Figure 11.11 shows how the mean performance of the 12 TDNN networks (labeled G12TDN) compared with the performances of two versions of Zweben and Daun's iterative repair algorithm, one using the number of constraint violations as the function to be minimized by simulated annealing (IR-V) and the other using the RDF measure (IR-RDF). The figure also shows the performance of the first version of their system that did not use a TDNN (G12N). The mean RDF of the best schedule found by repeatedly running an algorithm is plotted against the total number of schedule repairs (using a log scale). These results show that the learning system produced scheduling algorithms that needed many fewer repairs to find conflict-free schedules of the same quality as those found by the iterative repair algorithms. Figure 11.12 compares the computer time required by each scheduling algorithm to find schedules of various RDFs. According to this measure of performance, the best trade-off between computer time and schedule quality is produced by the non-TDNN algorithm (G12N). The TDNN algorithm (G12TDN) suffered due to the time it took to apply the kernel-scanning process, but Zhang and Dietterich point out that there are many ways to make it run faster.

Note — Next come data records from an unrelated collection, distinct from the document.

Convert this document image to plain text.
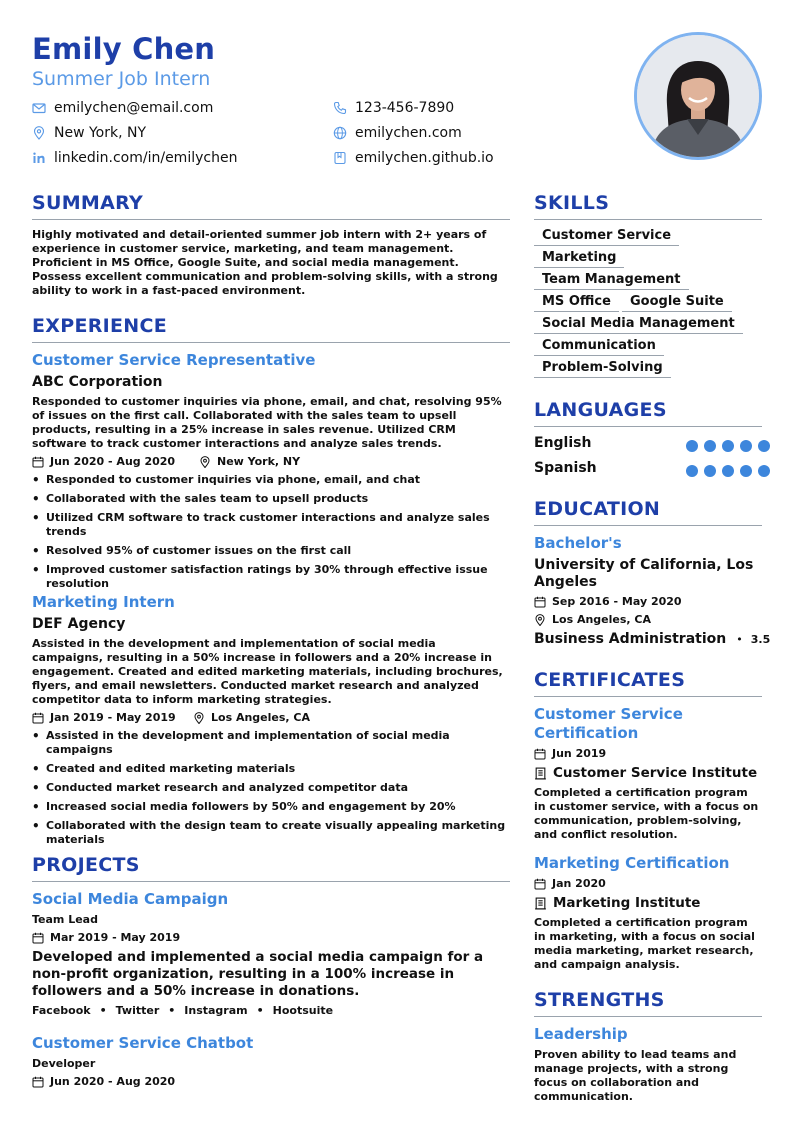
Emily Chen
Summer Job Intern
emilychen@email.com	123-456-7890
New York, NY	emilychen.com
linkedin.com/in/emilychen	emilychen.github.io
SUMMARY
Highly motivated and detail-oriented summer job intern with 2+ years of experience in customer service, marketing, and team management. Proficient in MS Office, Google Suite, and social media management. Possess excellent communication and problem-solving skills, with a strong ability to work in a fast-paced environment.
EXPERIENCE
Customer Service Representative
ABC Corporation
Responded to customer inquiries via phone, email, and chat, resolving 95% of issues on the first call. Collaborated with the sales team to upsell products, resulting in a 25% increase in sales revenue. Utilized CRM software to track customer interactions and analyze sales trends.
Jun 2020 - Aug 2020	New York, NY
• Responded to customer inquiries via phone, email, and chat
• Collaborated with the sales team to upsell products
• Utilized CRM software to track customer interactions and analyze sales trends
• Resolved 95% of customer issues on the first call
• Improved customer satisfaction ratings by 30% through effective issue resolution
Marketing Intern
DEF Agency
Assisted in the development and implementation of social media campaigns, resulting in a 50% increase in followers and a 20% increase in engagement. Created and edited marketing materials, including brochures, flyers, and email newsletters. Conducted market research and analyzed competitor data to inform marketing strategies.
Jan 2019 - May 2019	Los Angeles, CA
• Assisted in the development and implementation of social media campaigns
• Created and edited marketing materials
• Conducted market research and analyzed competitor data
• Increased social media followers by 50% and engagement by 20%
• Collaborated with the design team to create visually appealing marketing materials
PROJECTS
Social Media Campaign
Team Lead
Mar 2019 - May 2019
Developed and implemented a social media campaign for a non-profit organization, resulting in a 100% increase in followers and a 50% increase in donations.
Facebook • Twitter • Instagram • Hootsuite
Customer Service Chatbot
Developer
Jun 2020 - Aug 2020
SKILLS
Customer Service
Marketing
Team Management
MS Office	Google Suite
Social Media Management
Communication
Problem-Solving
LANGUAGES
English
Spanish
EDUCATION
Bachelor's
University of California, Los Angeles
Sep 2016 - May 2020
Los Angeles, CA
Business Administration • 3.5
CERTIFICATES
Customer Service Certification
Jun 2019
Customer Service Institute
Completed a certification program in customer service, with a focus on communication, problem-solving, and conflict resolution.
Marketing Certification
Jan 2020
Marketing Institute
Completed a certification program in marketing, with a focus on social media marketing, market research, and campaign analysis.
STRENGTHS
Leadership
Proven ability to lead teams and manage projects, with a strong focus on collaboration and communication.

These results do not unequivocally establish the utility of reinforcement learning
for job-shop scheduling or for other difficult search problems. But they do
suggest that it is possible to use reinforcement learning methods to learn how to
improve the efficiency of search. Zhang and Dietterich's job-shop
scheduling system is the first successful instance of which we are aware in which
reinforcement learning was applied in *plan-space*, that is, in which
states are complete plans (job-shop schedules in this case), and actions are plan
modifications. This is a more abstract application of reinforcement learning than
we are used to thinking about. Note that in this application the system learned
not just to efficiently create *one* good schedule, a skill that would not be
particularly useful; it learned how to quickly find good schedules for
a class of related scheduling problems. It is clear that Zhang and Dietterich
went through a lot of trial-and-error learning of their own in developing this
example. But remember that this was a groundbreaking exploration of a new
aspect of reinforcement learning. We expect that future applications of this
kind and complexity will become more routine as experience accumulates.